それも小説家としての性なのか、次々と不幸が襲ってくる美里さんの生活で、少しでも長く美里さんが生に留まってくれればいいと願うばかりです。丈陽くんのためだけでも。
「命」から始まる四部作、是非この「声」まで読んだ上で、作者の今後を祈って欲しいと思います。
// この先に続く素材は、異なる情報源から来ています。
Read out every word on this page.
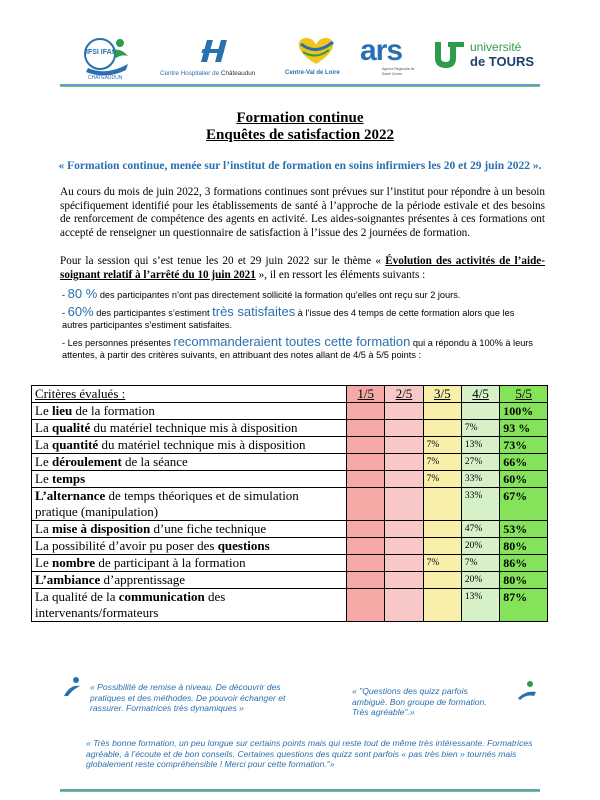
IFSI IFAS
CHATEAUDUN
Centre Hospitalier de Châteaudun	Centre-Val de Loire
ars
Agence Régionale de Santé Centre
université
de TOURS
Formation continue
Enquêtes de satisfaction 2022
« Formation continue, menée sur l’institut de formation en soins infirmiers les 20 et 29 juin 2022 ».
Au cours du mois de juin 2022, 3 formations continues sont prévues sur l’institut pour répondre à un besoin spécifiquement identifié pour les établissements de santé à l’approche de la période estivale et des besoins de renforcement de compétence des agents en activité. Les aides-soignantes présentes à ces formations ont accepté de renseigner un questionnaire de satisfaction à l’issue des 2 journées de formation.
Pour la session qui s’est tenue les 20 et 29 juin 2022 sur le thème « Évolution des activités de l’aide-soignant relatif à l’arrêté du 10 juin 2021 », il en ressort les éléments suivants :
- 80 % des participantes n’ont pas directement sollicité la formation qu’elles ont reçu sur 2 jours.
- 60% des participantes s’estiment très satisfaites à l’issue des 4 temps de cette formation alors que les autres participantes s’estiment satisfaites.
- Les personnes présentes recommanderaient toutes cette formation qui a répondu à 100% à leurs attentes, à partir des critères suivants, en attribuant des notes allant de 4/5 à 5/5 points :
Critères évalués :	1/5	2/5	3/5	4/5	5/5
Le lieu de la formation					100%
La qualité du matériel technique mis à disposition				7%	93 %
La quantité du matériel technique mis à disposition			7%	13%	73%
Le déroulement de la séance			7%	27%	66%
Le temps			7%	33%	60%
L’alternance de temps théoriques et de simulation pratique (manipulation)				33%	67%
La mise à disposition d’une fiche technique				47%	53%
La possibilité d’avoir pu poser des questions				20%	80%
Le nombre de participant à la formation			7%	7%	86%
L’ambiance d’apprentissage				20%	80%
La qualité de la communication des intervenants/formateurs				13%	87%
« Possibilité de remise à niveau. De découvrir des pratiques et des méthodes. De pouvoir échanger et rassurer. Formatrices très dynamiques »
« "Questions des quizz parfois ambiguë. Bon groupe de formation. Très agréable".»
« Très bonne formation, un peu longue sur certains points mais qui reste tout de même très intéressante. Formatrices agréable, à l’écoute et de bon conseils. Certaines questions des quizz sont parfois « pas très bien » tournés mais globalement reste compréhensible ! Merci pour cette formation."»
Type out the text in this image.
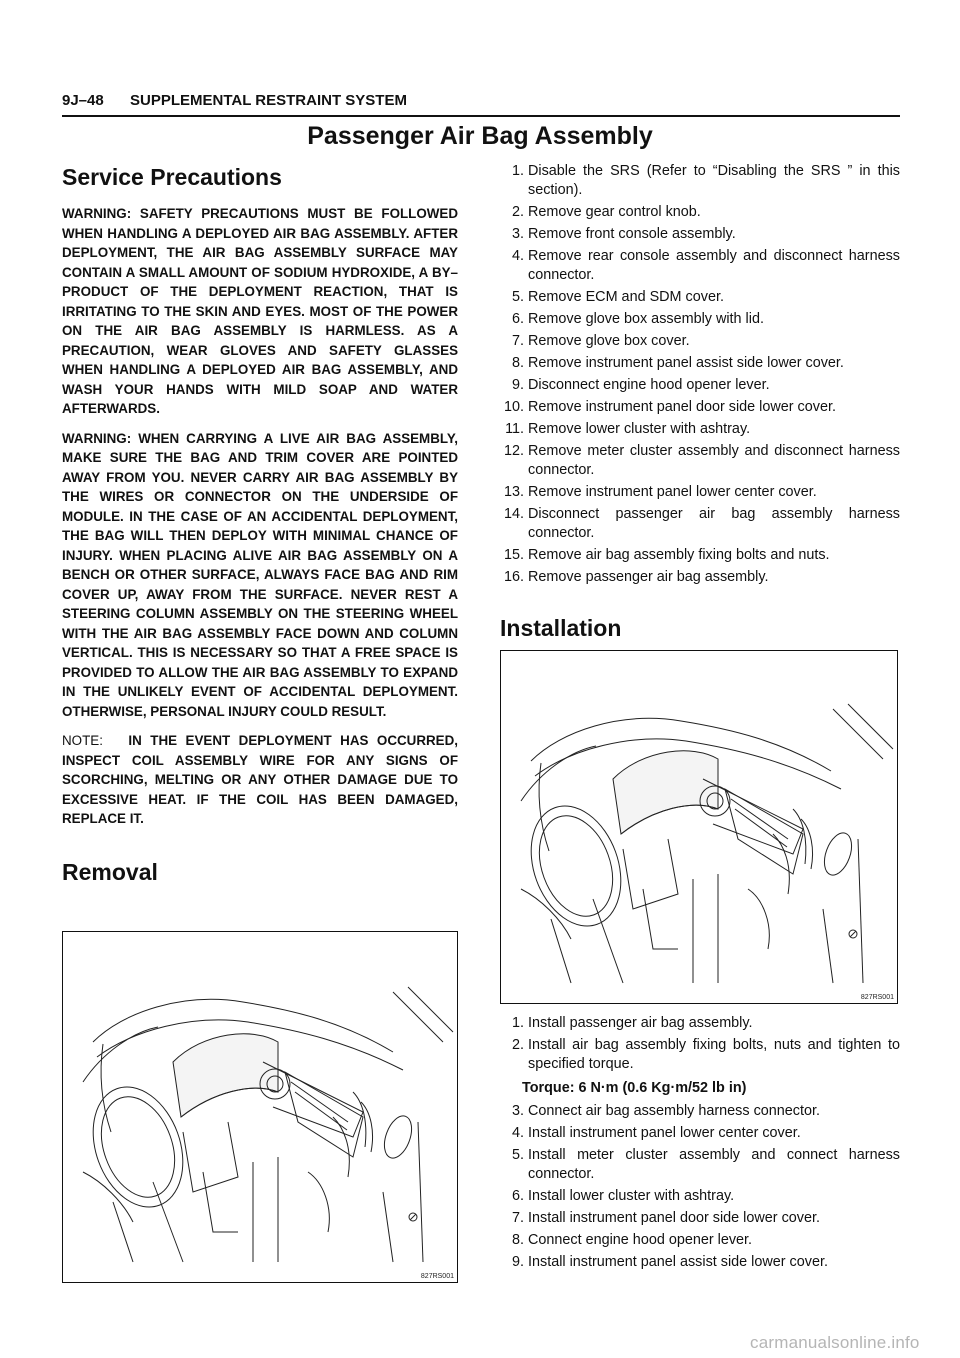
9J–48 SUPPLEMENTAL RESTRAINT SYSTEM
Passenger Air Bag Assembly
Service Precautions

WARNING: SAFETY PRECAUTIONS MUST BE FOLLOWED WHEN HANDLING A DEPLOYED AIR BAG ASSEMBLY. AFTER DEPLOYMENT, THE AIR BAG ASSEMBLY SURFACE MAY CONTAIN A SMALL AMOUNT OF SODIUM HYDROXIDE, A BY–PRODUCT OF THE DEPLOYMENT REACTION, THAT IS IRRITATING TO THE SKIN AND EYES. MOST OF THE POWER ON THE AIR BAG ASSEMBLY IS HARMLESS. AS A PRECAUTION, WEAR GLOVES AND SAFETY GLASSES WHEN HANDLING A DEPLOYED AIR BAG ASSEMBLY, AND WASH YOUR HANDS WITH MILD SOAP AND WATER AFTERWARDS.

WARNING: WHEN CARRYING A LIVE AIR BAG ASSEMBLY, MAKE SURE THE BAG AND TRIM COVER ARE POINTED AWAY FROM YOU. NEVER CARRY AIR BAG ASSEMBLY BY THE WIRES OR CONNECTOR ON THE UNDERSIDE OF MODULE. IN THE CASE OF AN ACCIDENTAL DEPLOYMENT, THE BAG WILL THEN DEPLOY WITH MINIMAL CHANCE OF INJURY. WHEN PLACING ALIVE AIR BAG ASSEMBLY ON A BENCH OR OTHER SURFACE, ALWAYS FACE BAG AND RIM COVER UP, AWAY FROM THE SURFACE. NEVER REST A STEERING COLUMN ASSEMBLY ON THE STEERING WHEEL WITH THE AIR BAG ASSEMBLY FACE DOWN AND COLUMN VERTICAL. THIS IS NECESSARY SO THAT A FREE SPACE IS PROVIDED TO ALLOW THE AIR BAG ASSEMBLY TO EXPAND IN THE UNLIKELY EVENT OF ACCIDENTAL DEPLOYMENT. OTHERWISE, PERSONAL INJURY COULD RESULT.

NOTE: IN THE EVENT DEPLOYMENT HAS OCCURRED, INSPECT COIL ASSEMBLY WIRE FOR ANY SIGNS OF SCORCHING, MELTING OR ANY OTHER DAMAGE DUE TO EXCESSIVE HEAT. IF THE COIL HAS BEEN DAMAGED, REPLACE IT.

Removal
827RS001
1. Disable the SRS (Refer to “Disabling the SRS ” in this section).
2. Remove gear control knob.
3. Remove front console assembly.
4. Remove rear console assembly and disconnect harness connector.
5. Remove ECM and SDM cover.
6. Remove glove box assembly with lid.
7. Remove glove box cover.
8. Remove instrument panel assist side lower cover.
9. Disconnect engine hood opener lever.
10. Remove instrument panel door side lower cover.
11. Remove lower cluster with ashtray.
12. Remove meter cluster assembly and disconnect harness connector.
13. Remove instrument panel lower center cover.
14. Disconnect passenger air bag assembly harness connector.
15. Remove air bag assembly fixing bolts and nuts.
16. Remove passenger air bag assembly.
Installation
827RS001
1. Install passenger air bag assembly.
2. Install air bag assembly fixing bolts, nuts and tighten to specified torque.
Torque: 6 N·m (0.6 Kg·m/52 lb in)
3. Connect air bag assembly harness connector.
4. Install instrument panel lower center cover.
5. Install meter cluster assembly and connect harness connector.
6. Install lower cluster with ashtray.
7. Install instrument panel door side lower cover.
8. Connect engine hood opener lever.
9. Install instrument panel assist side lower cover.
carmanualsonline.info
命の重さがリアルに伝わってくるシリーズ最終巻。  (2004-04-08)
たまたまテレビで深夜やっていだ命゙の映画を観たので
本屋で命を手に取ってみた。

買うまでは私小説とは思っていなかったのだが
読んでみると柳美里の世界にぐいぐいと引き込まれ
゙魂゙゙生゙と次々と読んでしまい゙声゙が四部作の最終巻だ。

その激しい気性と生き方はなぜなのか
なぜそんなに辛い生き方を選ぶのか

そんな自分の孤独感を男で埋めつづけ
その結果、自分の大切な人を失う事になり
自分の心が引き裂かれそうな日々を送り
それと書く事でどうにか気持を整理しているという。

゙声゙では東由多加との回想シーンが多く
いかに柳美里が東由多加を大切な人がったかが分かる。
ただ私小説なだけあって偏った内容もあると思うので
賛否両論あるとは思うが

人の命の重さがリアルに伝わってくるので
一度読んでみてもらってもいいと思います。

人の死を乗り越えて  (2003-12-23)
柳美里さんによる実体験に基づく現在進行形の人生ドラマのシリーズです。柳さんの作品は「水辺のゆりかご」以来、何冊も読んでいます。今回は、恩師であり、元恋人でもある東氏の死について、氏の回想を多く含みながら綴っています。柳さんの作品をずっと読んでいる人でなければ、誰が誰なのかよく分からない部分もありますし、私小説でも、ここまで今存在している人が書かれていたら、プライバシー問題などは大丈夫だろうか、などとと気になる部分もあります。しかし、柳さんの作品の常ではありますが、書かなければ生きていけないような、強烈な体験をされた方だけが分かる、迫力と心に染みるような悲しさの伝わる作品だと思います。